Les thèmes abordés comme le libre arbitre, le rôle de la mémoire ou encore la valeur de l’humanité font entrer le spectateur dans une profonde réflexion. Une suite qui retrouve une partie de l’esthétique originelle et quelques soubresauts scénaristiques est d’ailleurs sortie récemment, dirigée par l’excellent Denis Villeneuve.

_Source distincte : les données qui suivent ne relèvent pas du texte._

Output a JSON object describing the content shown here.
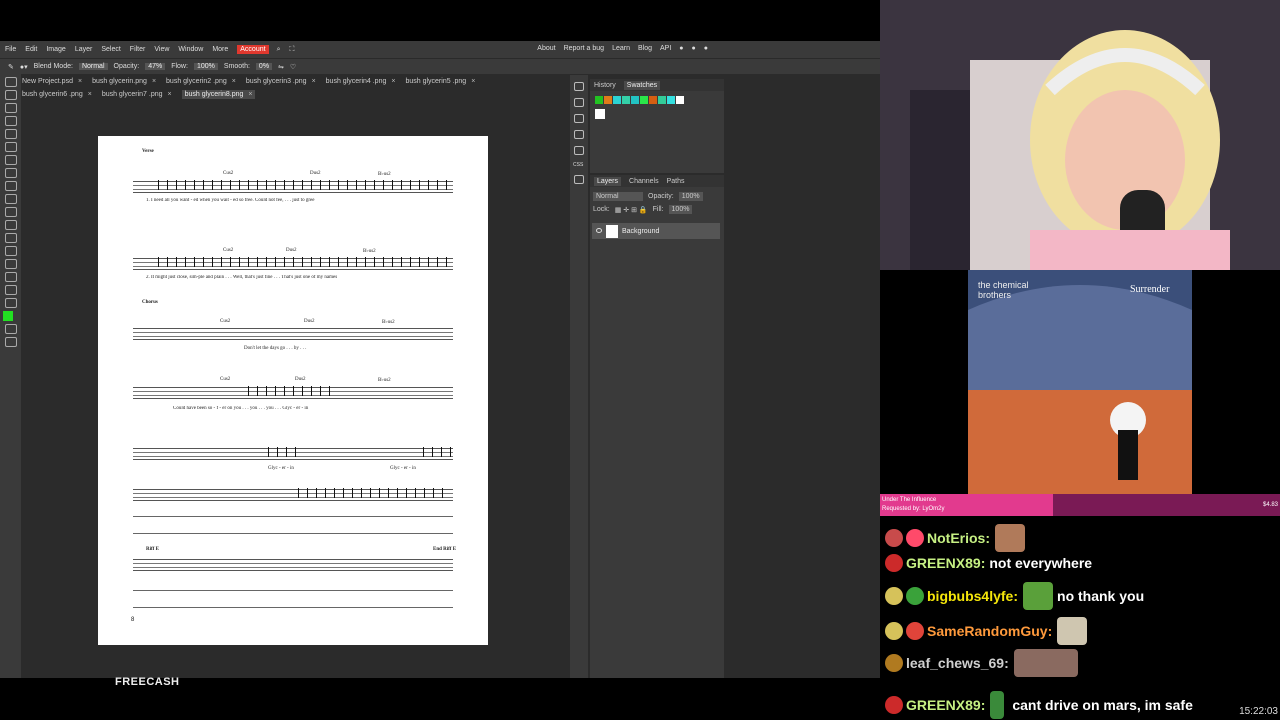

Terminator, l’une des premières oppositions entre humains et machines

Terminator est devenu une icône du cinéma avec six films sortis en salle
Terminator est devenu une icône du cinéma avec six films sortis en salle <a href=httpsunsplashcomphotosOa1saYGuRKU>Photo<a> par Thierry K CC0

 

Sorti en 1984, le pitch est assez simple : un cyborg est envoyé du futur pour tuer une femme et son enfant à naître. L’héroïne, Sarah Connor, a été prise pour cible par ce cyborg baptisé Terminator parce qu’elle va donner naissance à un fils qui sera le chef d’une guerre future contre Skynet – le système informatique à intelligence artificielle qui a créé tous ces robots.

Le film est porté par un Arnold Schwarzenegger mythique et terrifiant. On se souvient tous de la scène où il arrive à notre époque, et commence à s’en prendre avec violence à trois punks. Il reviendra d’ailleurs dans plusieurs suites de la franchise où il sera un gentil Terminator.

On est ici dans un angle différent avec l’opposition entre humanité et intelligence artificielle qui pourrait aboutir à la fin de l’être humain. On retrouvera le même genre de problématique dans la saga Matrix avec ce futur dystopique où l’humanité est condamnée par des machines intelligentes à vivre dans une simulation virtuelle. La prise de conscience des héros et leurs différences fondamentales avec les machines seront l’une des premières clés de l’intrigue avant de finalement rapprocher ces deux ennemis et en faire des composantes dépendantes l’une de l’autre.

I Robot, l’héritage d’Asimov

Encore un film qui se base sur la littérature et cette fois-ci des écrits d’Isaac Asimov, l’un des pères fondateurs de la science-fiction. Ici, l’oeuvre est particulièrement intéressante sur les trois règles de la robotique mises en place :

  1. Interdiction pour un robot de nuire à un humain
  2. Obligation d’obéir aux ordres d’un humain (sauf en cas d’incompatibilité avec la loi 1)
  3. Possibilité pour un robot de se protéger (sauf en cas d’incompatibilité avec les lois 1 et 2)

L’enquête menée par l’officier Del Spooner va remettre en cause ces lois qui semblaient immuables. En effet, tout laisse à penser qu’un robot baptisé Sonny aurait été capable de tuer le roboticien Lanning. Une course-poursuite s’engage alors et nous offre de beaux moments de réflexion sur la notion de déterminisme notamment. C’est aussi le rapport à l’humanité et au temps qui passe qui est important comme nous le prouvent les propos de Will Smith, qui a pu faire une introspection durant le tournage du film.